Now do these examples and send your answers to stakhanovite91@gmail.com or WhatsApp number 0241017418. You can also create an account here and add them as comments.

Questions

1.      P and Q are subsets of the universal set U such that

U = {counting numbers up to 18}, P = {even numbers} and Q = {Multiples of 3}.

i.                    List the members of the sets U, P and Q.

ii.                  Find the members of

a.       P ∩ Q        b. P U Q          c. P¹ ∩ Q.

2.      In a class of 40 students, 19 offer French and 25 offer Ga. 6 students do not offer any of the two subject. Illustrate this on a Venn diagram and find the number of students that offer only French.

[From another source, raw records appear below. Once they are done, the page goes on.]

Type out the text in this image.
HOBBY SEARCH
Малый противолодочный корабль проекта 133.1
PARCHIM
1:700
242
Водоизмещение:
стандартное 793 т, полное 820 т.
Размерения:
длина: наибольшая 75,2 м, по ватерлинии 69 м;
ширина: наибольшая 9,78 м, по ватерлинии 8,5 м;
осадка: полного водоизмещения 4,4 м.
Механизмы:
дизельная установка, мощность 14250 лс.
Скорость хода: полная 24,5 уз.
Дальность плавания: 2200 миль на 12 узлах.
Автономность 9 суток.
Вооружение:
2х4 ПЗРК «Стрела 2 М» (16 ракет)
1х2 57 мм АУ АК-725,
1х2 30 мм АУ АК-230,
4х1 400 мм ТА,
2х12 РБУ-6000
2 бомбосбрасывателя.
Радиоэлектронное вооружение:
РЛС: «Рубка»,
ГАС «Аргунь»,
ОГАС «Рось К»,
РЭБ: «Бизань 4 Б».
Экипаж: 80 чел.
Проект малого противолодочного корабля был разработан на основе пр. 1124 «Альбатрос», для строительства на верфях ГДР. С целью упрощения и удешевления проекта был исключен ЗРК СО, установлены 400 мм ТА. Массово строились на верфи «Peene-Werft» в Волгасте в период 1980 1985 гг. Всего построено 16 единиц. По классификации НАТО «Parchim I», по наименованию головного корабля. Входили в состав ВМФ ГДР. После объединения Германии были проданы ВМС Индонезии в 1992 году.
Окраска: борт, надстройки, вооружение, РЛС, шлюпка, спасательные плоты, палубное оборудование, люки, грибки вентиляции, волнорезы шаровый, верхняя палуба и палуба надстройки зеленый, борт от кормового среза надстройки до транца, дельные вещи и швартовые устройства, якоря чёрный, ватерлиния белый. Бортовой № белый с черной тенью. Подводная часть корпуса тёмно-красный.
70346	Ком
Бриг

3.      Consider these two sets.

Set A = people who own smartphones

Set B = people who own laptops.

Using a Venn diagram, shade the region representing people who own both a smartphone and a laptop? What would the shaded region represent?

a.       A ∩ B                   b. A U B         c. A – B           d. B – A.

That’s all for today. I hope you enjoyed the lesson. Let us try and find more questions on this topic that contain various information to help us master sets very well. Its your teacher DNA signing out.